A British journalist is questioning the method used to by scientists to calculate the earth's climate change, calling it "one of the greatest scientific scandals of all time."
Christopher Booker writes for Britain's
The Telegraph that climate data from stations in South America have been adjusted since the 1950s to give the impression that the earth's temperature is rising more than the original data showed.
Booker cites Paul Homewood's
Not a Lot of People Know That blog where Homewood compares raw data with adjusted temperatures to show the graph trend was reversed from a cooling trend to a warming one.

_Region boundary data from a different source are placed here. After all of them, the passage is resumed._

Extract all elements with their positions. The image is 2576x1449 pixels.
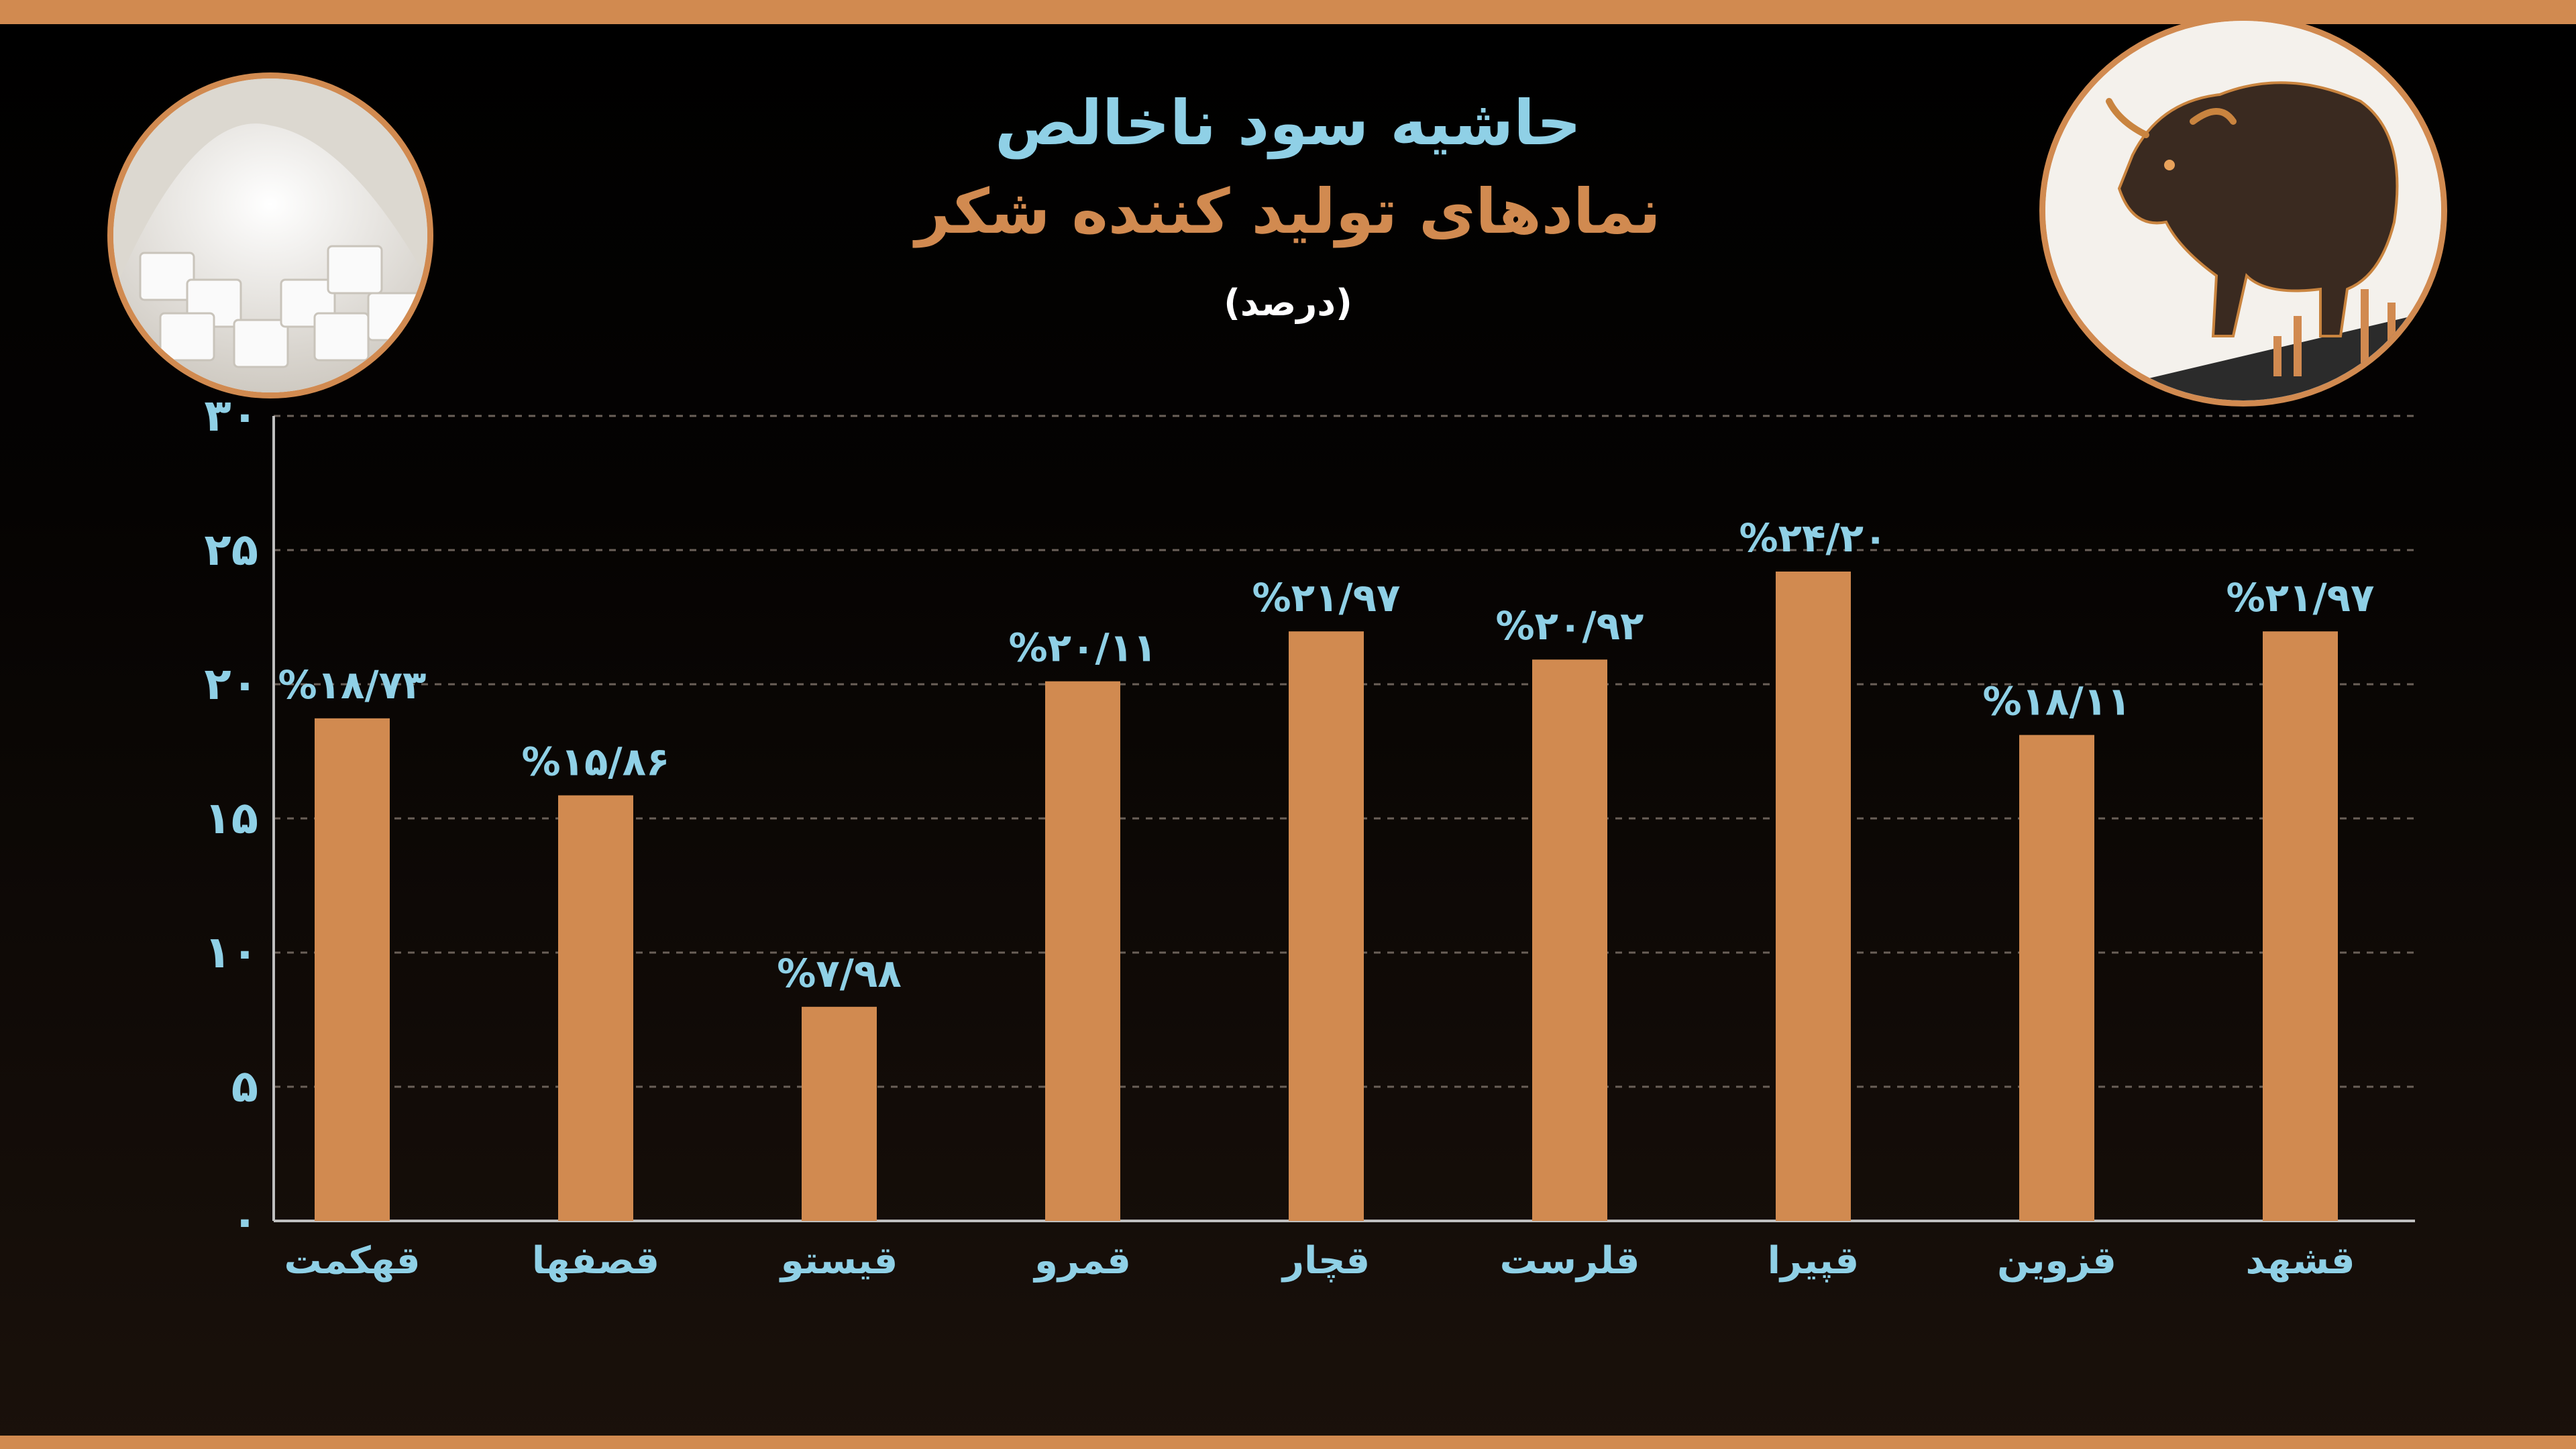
- x-tick-label: قپیرا: [1768, 1239, 1859, 1283]
- y-tick-label: ۵: [231, 1061, 258, 1112]
- y-tick-label: ۱۰: [204, 926, 258, 978]
- chart-title: حاشیه سود ناخالص: [994, 87, 1582, 159]
- data-label: %۲۴/۲۰: [1739, 515, 1888, 561]
- data-label: %۲۰/۹۲: [1496, 603, 1644, 649]
- unit-label: (درصد): [1224, 282, 1352, 324]
- y-tick-label: ۱۵: [204, 792, 258, 844]
- bull-image-icon: [2039, 15, 2447, 407]
- bar: [802, 1006, 877, 1221]
- x-tick-label: قچار: [1281, 1239, 1370, 1283]
- x-tick-label: قیستو: [779, 1239, 898, 1283]
- bottom-accent-bar: [0, 1436, 2576, 1449]
- bar: [315, 718, 390, 1221]
- y-tick-label: ۲۰: [204, 658, 258, 710]
- data-label: %۱۵/۸۶: [522, 739, 670, 785]
- y-tick-label: ۲۵: [204, 524, 258, 576]
- data-label: %۲۱/۹۷: [1252, 575, 1401, 621]
- bar: [2263, 631, 2338, 1221]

Homewood checked the data on three weather stations in Paraguay and found that all three had their initial raw readings adjusted to show lower temperatures in the 1950s and higher temperatures today.
Following reporting by Booker two weeks ago, Homewood checked more stations in South America and found the same thing had occurred at them.
Scientists use these records to estimate temperatures in locations that don't have reporting stations, and the data is used to project changes in overall global climate.
Homewood is now looking at stations in the Arctic between Canada and Siberia, Booker reports.
"Again, in nearly every case, the same one-way adjustments have been made, to show warming up to 1 degree C or more higher than was indicated by the data that was actually recorded," Booker writes.
Traust Jonsson, a longtime climate researcher in Iceland was surprised to see the revised data "disappears" Iceland’s "sea ice years" around 1970, when a period of extreme cooling almost wiped out Iceland's economy.
Homewood reportedly became interested in the subject because of the arguments from climate scientists that rising global temperatures is causing the melting sea ice in the Arctic.
In reality, Homewood says, the melting is caused by cyclical shifts in Atlantic sea currents that bring warmer water to the area. Arctic water temperatures last peaked 75 years ago, when sea ice melted back even further than today, he said.